Bajorek emphasised that employers should take into account the changing attitudes of young people, an age group she said was concerned about working for firms whose values match their own. “This could become really important for employers to recognise when considering recruitment and retention,” she said.

Mel Green, research adviser at the CIPD, added that while the figures showed most people felt paid work is positive for people’s health, there is room for improvement. “Our own research shows that job quality continues to fall short on a number of key measures,” she said.

"While it may not be realistic to make all jobs great in all ways, employers can still make improvements by being more creative with job design and HR practices.
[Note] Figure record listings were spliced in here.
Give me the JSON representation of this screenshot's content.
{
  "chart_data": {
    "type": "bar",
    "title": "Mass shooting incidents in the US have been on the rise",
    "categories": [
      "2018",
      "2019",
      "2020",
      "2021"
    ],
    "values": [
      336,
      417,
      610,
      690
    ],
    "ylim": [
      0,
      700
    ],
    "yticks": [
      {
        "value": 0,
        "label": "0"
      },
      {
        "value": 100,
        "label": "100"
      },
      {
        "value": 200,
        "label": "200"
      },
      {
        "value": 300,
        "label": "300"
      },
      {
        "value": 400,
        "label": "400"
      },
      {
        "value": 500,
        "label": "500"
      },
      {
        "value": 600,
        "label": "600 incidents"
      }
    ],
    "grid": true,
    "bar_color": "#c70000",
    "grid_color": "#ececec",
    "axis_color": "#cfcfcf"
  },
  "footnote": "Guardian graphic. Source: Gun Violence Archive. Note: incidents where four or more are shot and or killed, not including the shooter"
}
This includes ensuring there is a wellbeing strategy in place to support all staff that takes into account new ways of working and prioritising skills development , particularly for those in routine and semi-routine roles," said Green.

The study, which was conducted by the National Centre for Social Research (NatCen), also revealed insights into people’s attitudes towards flexible working and returning to work after an illness.

Almost seven in 10 (68 per cent) of those surveyed said they supported a phased return to work for employees with health conditions: an increase of 14 percentage points since 2019.

In addition, 82 per cent of those who had permanently moved to home working in 2020 said they support allowances for home working for employees with health conditions.

Gillian Prior, deputy chief executive of NatCen, said the research showed that most age groups valued flexible working.

“As the government considers making flexible working the default approach for employers and individuals in the UK, this research provides a clear signal that the public, and younger generations in particular, increasingly demand working arrangements that support the health and wellbeing of employees,” she said.

The study concluded that while many people have a positive attitude towards the health benefits of paid work, those who were particularly negatively affected by the pandemic, such as young people, are likely to demand different things from their employers as a result of the changes they experience during the pandemic.